Written by Wes Walker on October 25, 2014

What shall I say about events in Ottawa this week?

I have little to say of the moral midgets who brought their violent ideas here with them: both the shooting in my city, and the vehicular homicide earlier this week that killed a soldier, and seriously wounded another.  Now dead, these reprobates shall face a Holy God, who will reward their craven deeds with a more fitting response than anything I could dream up. But enough about them…

A day has passed, and as I write this, Canadians are only beginning to come to terms with everything. It might take awhile.

It may surprise readers to learn how rarely we have to face violence. In a city of 900,000 people, this was Ottawa’s 5th murder of the year. And it’s nearly November.

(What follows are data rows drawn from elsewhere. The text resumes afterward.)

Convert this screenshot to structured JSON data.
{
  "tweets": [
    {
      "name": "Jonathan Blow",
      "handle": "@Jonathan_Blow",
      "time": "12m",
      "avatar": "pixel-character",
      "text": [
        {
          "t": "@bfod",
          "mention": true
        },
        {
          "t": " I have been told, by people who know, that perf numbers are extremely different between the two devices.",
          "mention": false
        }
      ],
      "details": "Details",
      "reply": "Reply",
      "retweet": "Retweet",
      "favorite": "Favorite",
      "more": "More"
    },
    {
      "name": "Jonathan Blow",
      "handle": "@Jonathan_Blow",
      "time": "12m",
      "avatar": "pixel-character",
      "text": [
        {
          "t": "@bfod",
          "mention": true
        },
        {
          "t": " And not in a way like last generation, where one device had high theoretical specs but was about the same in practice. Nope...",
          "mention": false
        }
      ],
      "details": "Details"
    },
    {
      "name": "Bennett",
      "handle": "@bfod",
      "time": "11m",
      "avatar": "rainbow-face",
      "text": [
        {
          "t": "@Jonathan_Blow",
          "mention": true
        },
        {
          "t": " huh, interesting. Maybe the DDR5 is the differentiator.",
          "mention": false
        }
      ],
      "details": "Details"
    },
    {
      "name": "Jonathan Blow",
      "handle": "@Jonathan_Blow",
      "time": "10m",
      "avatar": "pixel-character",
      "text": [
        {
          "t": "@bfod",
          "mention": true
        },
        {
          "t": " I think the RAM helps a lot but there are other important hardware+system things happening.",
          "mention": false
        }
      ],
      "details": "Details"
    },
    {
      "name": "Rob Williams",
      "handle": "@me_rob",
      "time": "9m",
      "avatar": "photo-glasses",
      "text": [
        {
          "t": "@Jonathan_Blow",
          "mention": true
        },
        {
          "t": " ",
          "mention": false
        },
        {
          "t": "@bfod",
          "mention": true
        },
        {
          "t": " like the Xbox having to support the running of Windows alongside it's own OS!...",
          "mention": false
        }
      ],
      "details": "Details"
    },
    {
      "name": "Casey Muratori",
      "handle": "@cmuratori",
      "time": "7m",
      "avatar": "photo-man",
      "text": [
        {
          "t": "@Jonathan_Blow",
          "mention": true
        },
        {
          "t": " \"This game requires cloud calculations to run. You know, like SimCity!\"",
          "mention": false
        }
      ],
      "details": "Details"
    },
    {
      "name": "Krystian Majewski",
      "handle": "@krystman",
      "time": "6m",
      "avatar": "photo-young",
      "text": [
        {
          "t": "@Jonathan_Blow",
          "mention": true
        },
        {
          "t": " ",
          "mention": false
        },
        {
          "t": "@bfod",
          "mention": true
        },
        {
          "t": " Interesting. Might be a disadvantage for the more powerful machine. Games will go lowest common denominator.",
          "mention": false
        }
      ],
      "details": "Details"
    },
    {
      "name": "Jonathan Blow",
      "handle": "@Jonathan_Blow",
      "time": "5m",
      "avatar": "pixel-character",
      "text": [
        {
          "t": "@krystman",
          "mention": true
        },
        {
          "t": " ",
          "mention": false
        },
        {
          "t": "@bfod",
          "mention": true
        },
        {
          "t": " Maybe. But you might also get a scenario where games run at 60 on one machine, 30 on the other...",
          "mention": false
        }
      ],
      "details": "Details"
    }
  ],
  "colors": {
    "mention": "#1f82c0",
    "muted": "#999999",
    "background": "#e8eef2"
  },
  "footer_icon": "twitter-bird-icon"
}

Other countries in the G7 are already familiar with violence.  But until now, Canada had faced no successful terrorist acts. We had no 9/11 or London Tube; no Fort Hood or Oklahoma beheadings. Our illusion of safety is now shattered. This is new territory for us, as a nation.

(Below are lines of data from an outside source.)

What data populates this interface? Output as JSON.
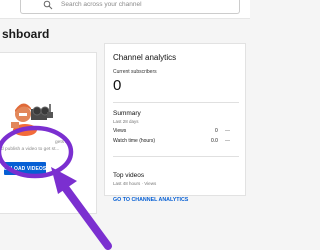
{
  "search": {
    "placeholder": "Search across your channel",
    "icon": "search-icon"
  },
  "page": {
    "title": "shboard"
  },
  "left_card": {
    "hint_line1": "gets?",
    "hint_line2": "d publish a video to get st...",
    "upload_button": "UPLOAD VIDEOS"
  },
  "analytics": {
    "title": "Channel analytics",
    "current_subscribers_label": "Current subscribers",
    "current_subscribers_value": "0",
    "summary_title": "Summary",
    "summary_period": "Last 28 days",
    "rows": [
      {
        "label": "Views",
        "value": "0",
        "trend": "—"
      },
      {
        "label": "Watch time (hours)",
        "value": "0.0",
        "trend": "—"
      }
    ],
    "top_videos_title": "Top videos",
    "top_videos_period": "Last 48 hours · Views",
    "link": "GO TO CHANNEL ANALYTICS"
  },
  "colors": {
    "accent": "#065fd4",
    "highlight_annotation": "#7b2fd0"
  }
}
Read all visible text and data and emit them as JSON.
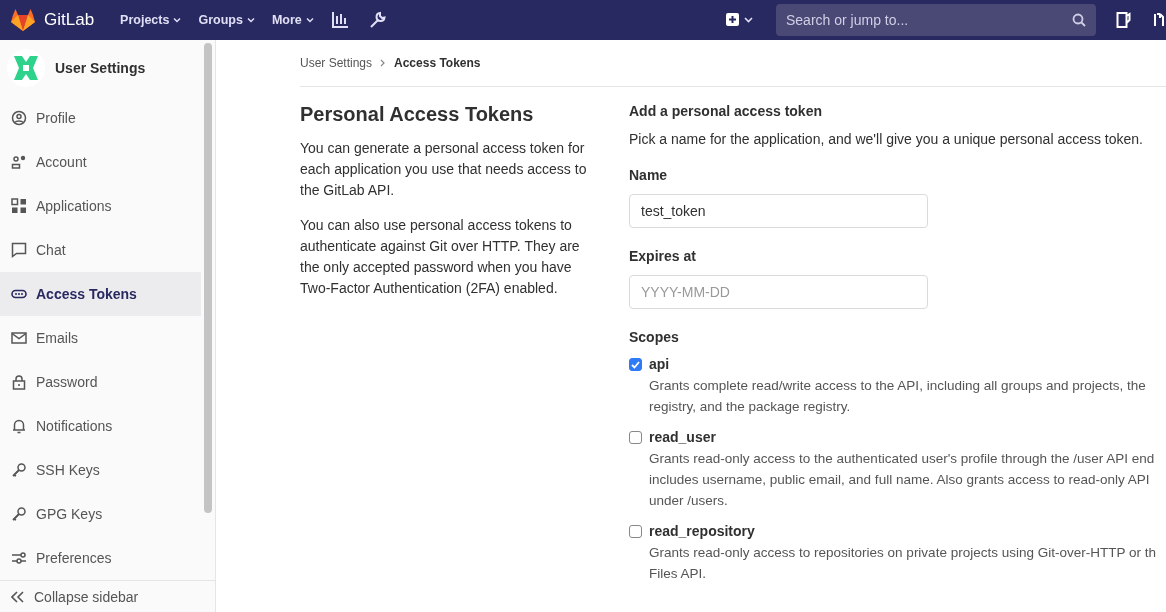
{
  "topbar": {
    "brand": "GitLab",
    "menus": [
      {
        "label": "Projects"
      },
      {
        "label": "Groups"
      },
      {
        "label": "More"
      }
    ],
    "search": {
      "placeholder": "Search or jump to..."
    }
  },
  "sidebar": {
    "title": "User Settings",
    "items": [
      {
        "label": "Profile",
        "selected": false
      },
      {
        "label": "Account",
        "selected": false
      },
      {
        "label": "Applications",
        "selected": false
      },
      {
        "label": "Chat",
        "selected": false
      },
      {
        "label": "Access Tokens",
        "selected": true
      },
      {
        "label": "Emails",
        "selected": false
      },
      {
        "label": "Password",
        "selected": false
      },
      {
        "label": "Notifications",
        "selected": false
      },
      {
        "label": "SSH Keys",
        "selected": false
      },
      {
        "label": "GPG Keys",
        "selected": false
      },
      {
        "label": "Preferences",
        "selected": false
      }
    ],
    "collapse": "Collapse sidebar"
  },
  "breadcrumb": [
    "User Settings",
    "Access Tokens"
  ],
  "intro": {
    "title": "Personal Access Tokens",
    "paragraphs": [
      "You can generate a personal access token for each application you use that needs access to the GitLab API.",
      "You can also use personal access tokens to authenticate against Git over HTTP. They are the only accepted password when you have Two-Factor Authentication (2FA) enabled."
    ]
  },
  "form": {
    "title": "Add a personal access token",
    "subtitle": "Pick a name for the application, and we'll give you a unique personal access token.",
    "fields": [
      {
        "label": "Name",
        "value": "test_token"
      },
      {
        "label": "Expires at",
        "placeholder": "YYYY-MM-DD"
      }
    ],
    "scopes_label": "Scopes",
    "scopes": [
      {
        "name": "api",
        "checked": true,
        "lines": [
          "Grants complete read/write access to the API, including all groups and projects, the",
          "registry, and the package registry."
        ]
      },
      {
        "name": "read_user",
        "checked": false,
        "lines": [
          "Grants read-only access to the authenticated user's profile through the /user API end",
          "includes username, public email, and full name. Also grants access to read-only API",
          "under /users."
        ]
      },
      {
        "name": "read_repository",
        "checked": false,
        "lines": [
          "Grants read-only access to repositories on private projects using Git-over-HTTP or th",
          "Files API."
        ]
      }
    ]
  }
}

The responses have been varied.

Some are afraid. Some are enraged. Some lay blame, while others wring their hands, and everything in between. The big question remains: what now?

What shall we do in response to this reality check?

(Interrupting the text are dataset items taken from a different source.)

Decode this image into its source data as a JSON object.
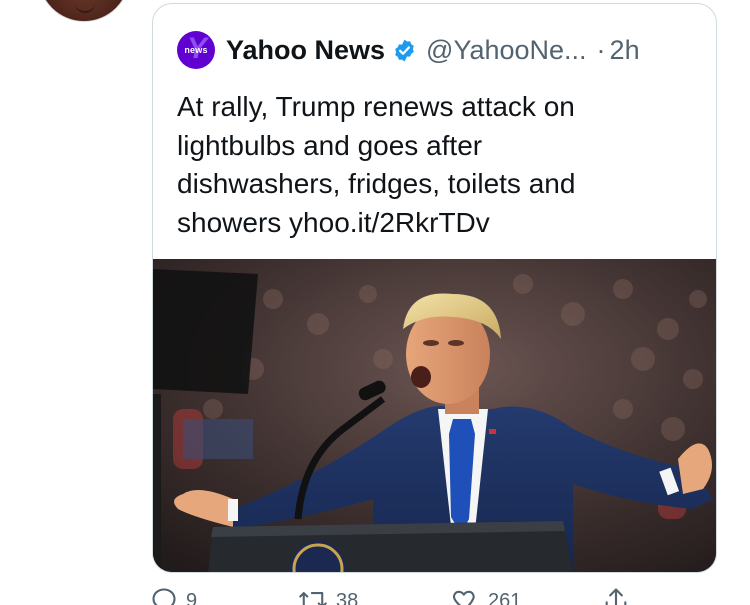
{
  "quoted_tweet": {
    "source_logo_text": "news",
    "display_name": "Yahoo News",
    "handle": "@YahooNe...",
    "separator": "·",
    "timestamp": "2h",
    "text": "At rally, Trump renews attack on lightbulbs and goes after dishwashers, fridges, toilets and showers ",
    "link": "yhoo.it/2RkrTDv"
  },
  "actions": {
    "reply_count": "9",
    "retweet_count": "38",
    "like_count": "261"
  },
  "colors": {
    "text": "#0f1419",
    "secondary": "#536471",
    "border": "#cfd9de",
    "verified": "#1d9bf0",
    "yahoo_purple": "#6001d2"
  },
  "icons": {
    "verified": "verified-badge-icon",
    "reply": "reply-icon",
    "retweet": "retweet-icon",
    "like": "heart-icon",
    "share": "share-icon"
  }
}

Life has carried on, as it should. Parliament was in session today. That’s a good start. But another reaction concerns me: military personnel shall now wear civilian clothes when in public. The intent, we are told, is to protect them from harm.

I would suggest different changes in response to this reality check.

Rather than concealing the identities of our men and women in uniform, I would suggest that we permit open-carry of sidearms whenever they are in uniform. (Canada has no equivalent of the 2nd Amendment.) If we can trust them to lay down their lives abroad, can they not also be trusted with a sidearm at home?

Since we know ideology is a key motivator to this violence, and some local Imams are promoting that ideology, we might consider modifying our “proceeds of crime” laws. Laws currently exist which allow property and vehicles used or owned by criminal operations, organizers etc. to be legally seized.  If the homes and mosques of leaders inciting the public to violence were seized, (with offending mosques being bulldozed) wouldn’t that make at least some think twice about it?

Let’s take treason seriously. When was the last time someone was charged with treason? But what else would you call a citizen acting on an ideology seeking to violently overthrow the existing system and replace it with Islamofascism? If the offenders were Nazis, this option wouldn’t even be controversial.

If we decide to take treason seriously, we must decide what to do with anyone found guilty. Is this a crime heinous enough to overcome our objections to Capital Punishment? Possibly. It’s worth at least having a national discussion about it.

But we must realize that what will deter the devotees of this death cult is not death itself. The supposed reward awaiting “martyrs” negates such fear.

For that we might want to examine their superstitions and fears. Is there a form of death or burial that disqualifies them from heaven? I’d gladly dump the offender’s corpse in an unmarked hole filled with pig manure if that did the trick.

Maybe they fear an execution done at the hand of a woman? I don’t know their superstitions well enough to say. Whatever our response, it should deliberately leverage any psychological deterrents that will motivate more keenly than any fear of death.